A Ilha das Flores é uma curta metragem feita em 1989 por Jorge Furtado. Eu assisti a ela pela 1a vez a uns 3 anos, e pra ser sincero, apesar de eu ter gostado muito, eu nem mais me lembrava dela, sorte que temos o Murissoka pra nos dar algumas dicas.
A Ilha das Flores é um ácido e divertido retrato da mecânica da sociedade de consumo e da péssima distribuição de renda que presenciamos no Brasil – e no mundo -. O telespectador é tratado como um extra-terrestre, como se não soubesse da miséria que se passa no nosso país – e na minha opinião 90% da população que não vivencia essa miséria não se da conta das condições precárias de vida que ainda vigoram por ai -.
Com uma sacada muito legal e humor inteligente, Jorge Furtado nos faz ver o mundo com outros olhos – talvez olhos de quem não está acostumado a assistir a tudo de maneira passiva, mas isso é uma filosofada pra outra hora… -.

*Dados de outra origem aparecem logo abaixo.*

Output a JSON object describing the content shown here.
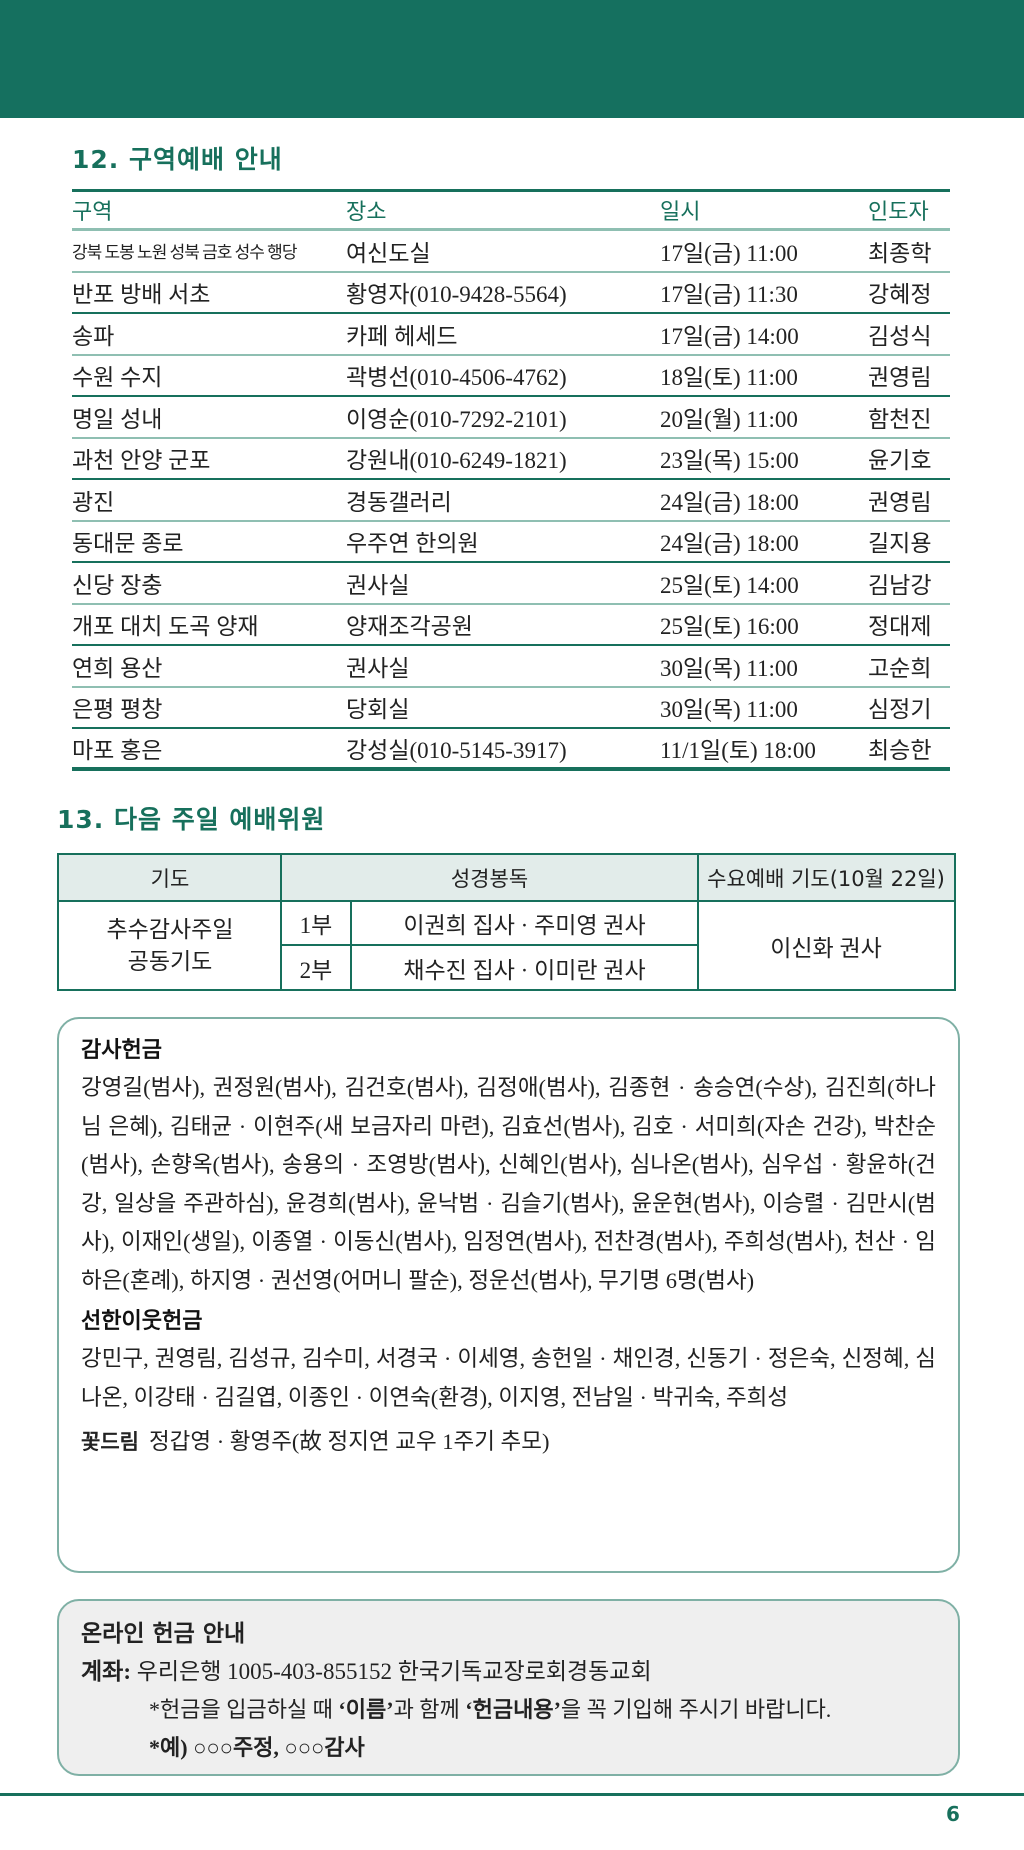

Depois de muita pesquisa sobre o tema descobri que a curta em discussão é considerada a obra máxima do neo-ultra-violentismo brasileiro. E depois de mais pesquisa ainda desisti de achar o significado desse termo, se algum leitor estiver disposto a pesquisar o significado eu agradeceria, por que eu mesmo procurei e não achei.
A curta eu tenho poucas críticas, uma delas é a afirmação “Deus não existe” que é feita na versão original da curta – a qual foi censurada e severamente criticada pela afirmação -.
Ficha Técnica:
Produção: Mônica Schmiedt, Giba Assis Brasil, Nôra Gulart
Fotografia: Roberto Henkin e Sérgio Amon
Roteiro: Jorge Furtado
Edição: Giba Assis Brasil
Direção de Arte: Fiapo Barth
Trilha original: Geraldo Flach
Narração: Paulo José
Prêmios:
Urso de Prata no Festival de Berlim 1990
Prêmio Crítica e Público no Festival de Clermont-Ferrand 1991
Melhor Curta no Festival de Gramado 1989
Melhor Edição no Festival de Gramado 1989
Melhor Roteiro no Festival de Gramado 1989
Prêmio da Crítica no Festival de Gramado 1989
Prêmio do Público na Competição “No Budget” no Festival de Hamburgo 1991
Desciclopédia diz que: O porco concorreu ao Oscar de melhor ator. Porém, por não ter um polegar opositor, não pôde receber o prêmio, por que seu visto para os E.U.A. fora negado.
Por: Rodrigo







lembrei que tive que esse filme para aula de filosofia na 8a serie. Muito interessante mesmo. Fico feliz por algo bom assim ter sido feito no Brasil pois o cinema brasileiro é um lixo, como raras excessões.